In other words, as Moore and Cotner convincingly demonstrate, simply assuming that the scientific evidence for evolution will convince creationist teachers has not worked, and will not work.  They rely heavily on the research of Penn State political scientists Michael Berkman and Eric Plutzer.  Instead, evolution education needs to get away from the delusion that the scientific evidence alone will do the job.  With adults, effective evolution education, as Moore and Cotner contend, must address “philosophical and religious” issues involved.  This conclusion makes eminent sense.  However, it brings us to an awkward realization: science education must range far beyond science education to be effective science education.  Are creationist teachers to be taught that Jesus wants them to accept evolution?  That seems to be Moore’s and Cotner’s implication, and it raises a host of thorny issues.

The second prong of their policy argument is equally radical.  If “fact-based” evolution education is to work, Moore and Cotner argue, it must reach young students before their families’ influence has become decisive.  In other words, effective evolution education must evangelize aggressively to counter the “supernatural explanations” offered young people by their parents and church leaders.  Effective evolution education must seek to replace those family influences with the influence of scientific evidence.

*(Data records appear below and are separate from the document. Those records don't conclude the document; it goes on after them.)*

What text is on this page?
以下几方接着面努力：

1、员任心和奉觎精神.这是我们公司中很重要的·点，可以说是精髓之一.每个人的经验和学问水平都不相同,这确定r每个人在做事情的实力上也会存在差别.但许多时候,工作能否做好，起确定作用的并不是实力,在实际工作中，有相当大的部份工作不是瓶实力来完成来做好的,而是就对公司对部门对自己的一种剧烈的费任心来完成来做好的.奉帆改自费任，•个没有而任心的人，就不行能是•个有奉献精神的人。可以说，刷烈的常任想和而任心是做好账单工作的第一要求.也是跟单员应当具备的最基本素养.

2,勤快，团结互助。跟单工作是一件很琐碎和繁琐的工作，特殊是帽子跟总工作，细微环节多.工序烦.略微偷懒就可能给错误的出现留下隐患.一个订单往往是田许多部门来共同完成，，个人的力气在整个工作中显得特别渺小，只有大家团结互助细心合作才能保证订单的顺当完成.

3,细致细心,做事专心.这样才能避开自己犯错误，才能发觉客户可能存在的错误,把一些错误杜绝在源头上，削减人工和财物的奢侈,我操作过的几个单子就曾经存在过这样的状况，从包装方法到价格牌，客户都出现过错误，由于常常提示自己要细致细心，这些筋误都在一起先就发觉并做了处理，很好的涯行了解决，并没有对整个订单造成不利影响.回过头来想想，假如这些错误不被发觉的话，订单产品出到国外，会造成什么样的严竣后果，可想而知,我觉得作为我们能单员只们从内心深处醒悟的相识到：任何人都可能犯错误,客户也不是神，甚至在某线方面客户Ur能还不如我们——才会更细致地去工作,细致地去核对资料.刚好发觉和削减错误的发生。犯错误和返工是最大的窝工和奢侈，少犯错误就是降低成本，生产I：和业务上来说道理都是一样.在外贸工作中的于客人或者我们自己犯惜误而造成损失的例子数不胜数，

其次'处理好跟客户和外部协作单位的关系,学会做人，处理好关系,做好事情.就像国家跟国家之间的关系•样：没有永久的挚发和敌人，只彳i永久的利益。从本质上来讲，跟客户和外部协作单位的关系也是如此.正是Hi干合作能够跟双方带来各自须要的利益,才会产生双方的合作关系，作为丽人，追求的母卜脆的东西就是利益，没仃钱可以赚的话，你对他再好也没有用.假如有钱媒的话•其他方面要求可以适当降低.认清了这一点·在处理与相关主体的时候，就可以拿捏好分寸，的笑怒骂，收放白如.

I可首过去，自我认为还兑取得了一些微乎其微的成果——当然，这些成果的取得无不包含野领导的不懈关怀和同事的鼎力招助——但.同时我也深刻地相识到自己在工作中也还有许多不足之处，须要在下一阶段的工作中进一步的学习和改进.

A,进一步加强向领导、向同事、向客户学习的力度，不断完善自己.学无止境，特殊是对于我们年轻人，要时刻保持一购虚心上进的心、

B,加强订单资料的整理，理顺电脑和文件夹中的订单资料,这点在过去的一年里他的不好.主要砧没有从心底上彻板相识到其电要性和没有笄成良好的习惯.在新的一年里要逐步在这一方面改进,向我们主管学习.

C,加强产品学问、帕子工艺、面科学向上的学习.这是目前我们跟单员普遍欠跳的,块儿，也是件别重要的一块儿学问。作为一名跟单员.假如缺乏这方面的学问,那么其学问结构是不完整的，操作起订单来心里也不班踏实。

Randy Moore has long been one of the smartest voices in the field of evolution education.  And his logic in this article seems uncontrovertible.  Yet it raises disturbing questions.  Can evolution educators discuss “philosophical and religious” implications of evolutionary theory?  Doesn’t that amount to sectarian religious education?  In other words, if science educators try to teach that Jesus is not against evolution, isn’t that making a strictly religious argument?

And we need to ask tough questions about targeting young minds:  Can a campaign to reach young creationist kids work?  Is it the place of public education to target family culture and religion?